Cloridrato de Granisetrona: Plano de Saúde Negou? 2026

A frustração é imensa. Você sente que o sistema falhou bem no momento em que mais precisava. Mas não se desespere: você não está sozinho e, principalmente, você tem direitos. A legislação brasileira protege o paciente contra negativas abusivas, e a justiça tem forçado os planos de saúde a cobrirem tratamentos como o Cloridrato de Granisetrona, mesmo quando eles se recusam. Neste artigo, vamos mostrar o passo a passo para reverter essa situação e garantir seu tratamento, sem que você precise comprometer toda a sua renda.

Por que o Plano de Saúde Negou meu Cloridrato de Granisetrona?

Entender o motivo da negativa é o primeiro passo para derrubá-la. Os planos costumam usar argumentos padronizados, mas muitos deles são frágeis do ponto de vista jurídico. Veja os mais comuns:

  • “Fora do Rol da ANS”: esta é a justificativa mais frequente. A operadora alega que o medicamento não está na lista de coberturas obrigatórias da Agência Nacional de Saúde Suplementar. Acontece que, para medicamentos oncológicos injetáveis — como é o caso do Cloridrato de Granisetrona injetável — a própria ANS reconhece a cobertura automática para as indicações da bula. Se a sua prescrição está de acordo com a bula aprovada pela Anvisa, a negativa com base no rol é ilegal.
  • “Medicamento de alto custo”: o plano pode alegar que o valor do tratamento é muito elevado e que isso gera desequilíbrio financeiro. Esse argumento desrespeita a função social do contrato de saúde. A Lei 9.656/98 não exclui tratamentos de alto custo quando são clinicamente necessários, e o Judiciário tem reiteradamente condenado essa postura como abusiva.
  • “Sem previsão contratual”: o contrato pode não listar o Granisetrona pelo nome. Mas o que vale é a cobertura da doença, e não apenas o nome do remédio. O Superior Tribunal de Justiça (STJ) já firmou entendimento de que a indicação médica prevalece sobre as limitações contratuais, especialmente quando está em risco a continuidade de um tratamento essencial para a sua doença crônica de alto custo.

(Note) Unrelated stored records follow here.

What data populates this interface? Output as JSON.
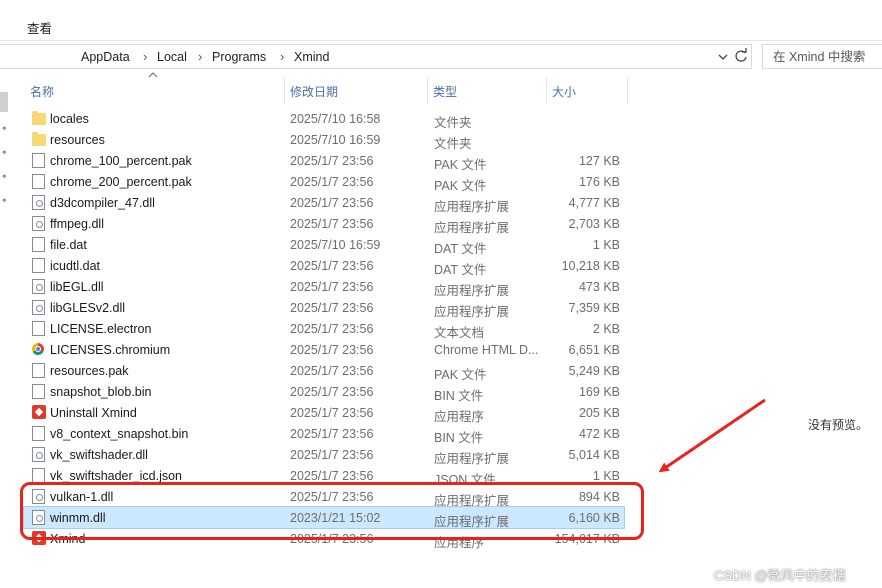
{
  "ribbon": {
    "view_tab": "查看"
  },
  "address": {
    "crumbs": [
      "AppData",
      "Local",
      "Programs",
      "Xmind"
    ],
    "separator": "›"
  },
  "search": {
    "placeholder": "在 Xmind 中搜索"
  },
  "columns": {
    "name": "名称",
    "modified": "修改日期",
    "type": "类型",
    "size": "大小"
  },
  "files": [
    {
      "name": "locales",
      "date": "2025/7/10 16:58",
      "type": "文件夹",
      "size": "",
      "icon": "folder-icon"
    },
    {
      "name": "resources",
      "date": "2025/7/10 16:59",
      "type": "文件夹",
      "size": "",
      "icon": "folder-icon"
    },
    {
      "name": "chrome_100_percent.pak",
      "date": "2025/1/7 23:56",
      "type": "PAK 文件",
      "size": "127 KB",
      "icon": "file-icon"
    },
    {
      "name": "chrome_200_percent.pak",
      "date": "2025/1/7 23:56",
      "type": "PAK 文件",
      "size": "176 KB",
      "icon": "file-icon"
    },
    {
      "name": "d3dcompiler_47.dll",
      "date": "2025/1/7 23:56",
      "type": "应用程序扩展",
      "size": "4,777 KB",
      "icon": "dll-icon"
    },
    {
      "name": "ffmpeg.dll",
      "date": "2025/1/7 23:56",
      "type": "应用程序扩展",
      "size": "2,703 KB",
      "icon": "dll-icon"
    },
    {
      "name": "file.dat",
      "date": "2025/7/10 16:59",
      "type": "DAT 文件",
      "size": "1 KB",
      "icon": "file-icon"
    },
    {
      "name": "icudtl.dat",
      "date": "2025/1/7 23:56",
      "type": "DAT 文件",
      "size": "10,218 KB",
      "icon": "file-icon"
    },
    {
      "name": "libEGL.dll",
      "date": "2025/1/7 23:56",
      "type": "应用程序扩展",
      "size": "473 KB",
      "icon": "dll-icon"
    },
    {
      "name": "libGLESv2.dll",
      "date": "2025/1/7 23:56",
      "type": "应用程序扩展",
      "size": "7,359 KB",
      "icon": "dll-icon"
    },
    {
      "name": "LICENSE.electron",
      "date": "2025/1/7 23:56",
      "type": "文本文档",
      "size": "2 KB",
      "icon": "file-icon"
    },
    {
      "name": "LICENSES.chromium",
      "date": "2025/1/7 23:56",
      "type": "Chrome HTML D...",
      "size": "6,651 KB",
      "icon": "chrome-icon"
    },
    {
      "name": "resources.pak",
      "date": "2025/1/7 23:56",
      "type": "PAK 文件",
      "size": "5,249 KB",
      "icon": "file-icon"
    },
    {
      "name": "snapshot_blob.bin",
      "date": "2025/1/7 23:56",
      "type": "BIN 文件",
      "size": "169 KB",
      "icon": "file-icon"
    },
    {
      "name": "Uninstall Xmind",
      "date": "2025/1/7 23:56",
      "type": "应用程序",
      "size": "205 KB",
      "icon": "app-icon"
    },
    {
      "name": "v8_context_snapshot.bin",
      "date": "2025/1/7 23:56",
      "type": "BIN 文件",
      "size": "472 KB",
      "icon": "file-icon"
    },
    {
      "name": "vk_swiftshader.dll",
      "date": "2025/1/7 23:56",
      "type": "应用程序扩展",
      "size": "5,014 KB",
      "icon": "dll-icon"
    },
    {
      "name": "vk_swiftshader_icd.json",
      "date": "2025/1/7 23:56",
      "type": "JSON 文件",
      "size": "1 KB",
      "icon": "file-icon"
    },
    {
      "name": "vulkan-1.dll",
      "date": "2025/1/7 23:56",
      "type": "应用程序扩展",
      "size": "894 KB",
      "icon": "dll-icon"
    },
    {
      "name": "winmm.dll",
      "date": "2023/1/21 15:02",
      "type": "应用程序扩展",
      "size": "6,160 KB",
      "icon": "dll-icon",
      "selected": true
    },
    {
      "name": "Xmind",
      "date": "2025/1/7 23:56",
      "type": "应用程序",
      "size": "154,017 KB",
      "icon": "app-icon"
    }
  ],
  "preview": {
    "text": "没有预览。"
  },
  "annotation": {
    "color": "#e8221c"
  },
  "watermark": {
    "text": "CSDN @微风中的麦穗"
  }
}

Importante: sempre que receber a negativa, exija o documento por escrito, com o motivo detalhado. Esse papel será sua principal arma mais à frente.

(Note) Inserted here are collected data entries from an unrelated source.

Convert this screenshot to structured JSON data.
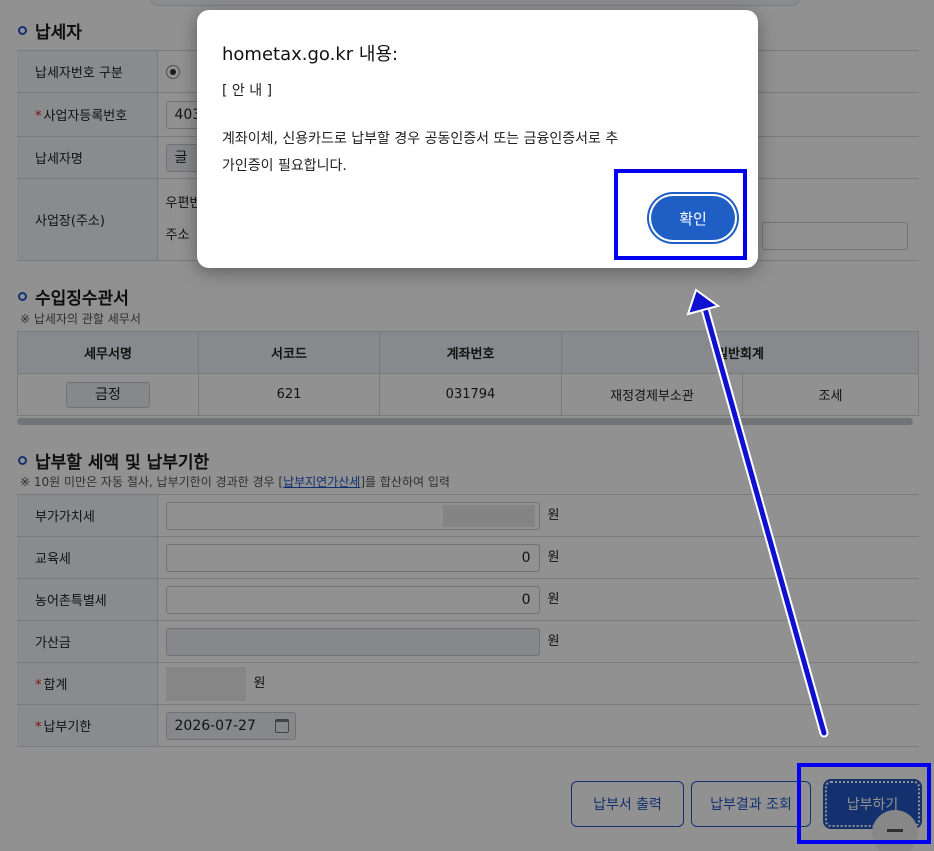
{
  "taxpayer": {
    "title": "납세자",
    "rows": {
      "type_label": "납세자번호 구분",
      "bizno_label": "사업자등록번호",
      "bizno_value": "403",
      "name_label": "납세자명",
      "name_value": "글 ",
      "addr_label": "사업장(주소)",
      "zip_label": "우편번",
      "addr_sub_label": "주소"
    }
  },
  "office": {
    "title": "수입징수관서",
    "note": "※ 납세자의 관할 세무서",
    "headers": [
      "세무서명",
      "서코드",
      "계좌번호",
      "일반회계"
    ],
    "row": [
      "금정",
      "621",
      "031794",
      "재정경제부소관",
      "조세"
    ]
  },
  "amounts": {
    "title": "납부할 세액 및 납부기한",
    "note_prefix": "※ 10원 미만은 자동 절사, 납부기한이 경과한 경우 [",
    "note_link": "납부지연가산세",
    "note_suffix": "]를 합산하여 입력",
    "rows": {
      "vat_label": "부가가치세",
      "edu_label": "교육세",
      "edu_value": "0",
      "rural_label": "농어촌특별세",
      "rural_value": "0",
      "add_label": "가산금",
      "total_label": "합계",
      "due_label": "납부기한",
      "due_value": "2026-07-27"
    },
    "unit": "원"
  },
  "buttons": {
    "print": "납부서 출력",
    "result": "납부결과 조회",
    "pay": "납부하기"
  },
  "dialog": {
    "title": "hometax.go.kr 내용:",
    "line1": "[ 안 내 ]",
    "message_line1": "계좌이체, 신용카드로 납부할 경우 공동인증서 또는 금융인증서로 추",
    "message_line2": "가인증이 필요합니다.",
    "ok": "확인"
  },
  "colors": {
    "accent": "#2456c4",
    "highlight": "#0000ee",
    "dialog_button": "#1f5fc5"
  },
  "icons": {
    "calendar": "calendar-icon",
    "radio": "radio-icon",
    "arrow": "annotation-arrow-icon"
  }
}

Cloridrato de Granisetrona: cobertura obrigatória do Plano de Saúde?

Essa é a dúvida que tira o sono de quem enfrenta uma doença crônica de alto custo. A resposta não está em uma simples consulta ao buscador da ANS, e vamos explicar o porquê.

O Cloridrato de Granisetrona é um antiemético amplamente utilizado para prevenir náuseas e vômitos induzidos por quimioterapia e radioterapia. Ele existe na forma de comprimido, xarope e, principalmente, injeção. A grande confusão acontece porque a ferramenta de consulta pública da ANS (Cheque aqui se um procedimento está na cobertura) retorna resultados apenas para medicamentos orais. A própria agência esclarece: “medicamentos oncológicos injetáveis, quando registrados na Anvisa, possuem cobertura obrigatória automática para as indicações previstas em bula”.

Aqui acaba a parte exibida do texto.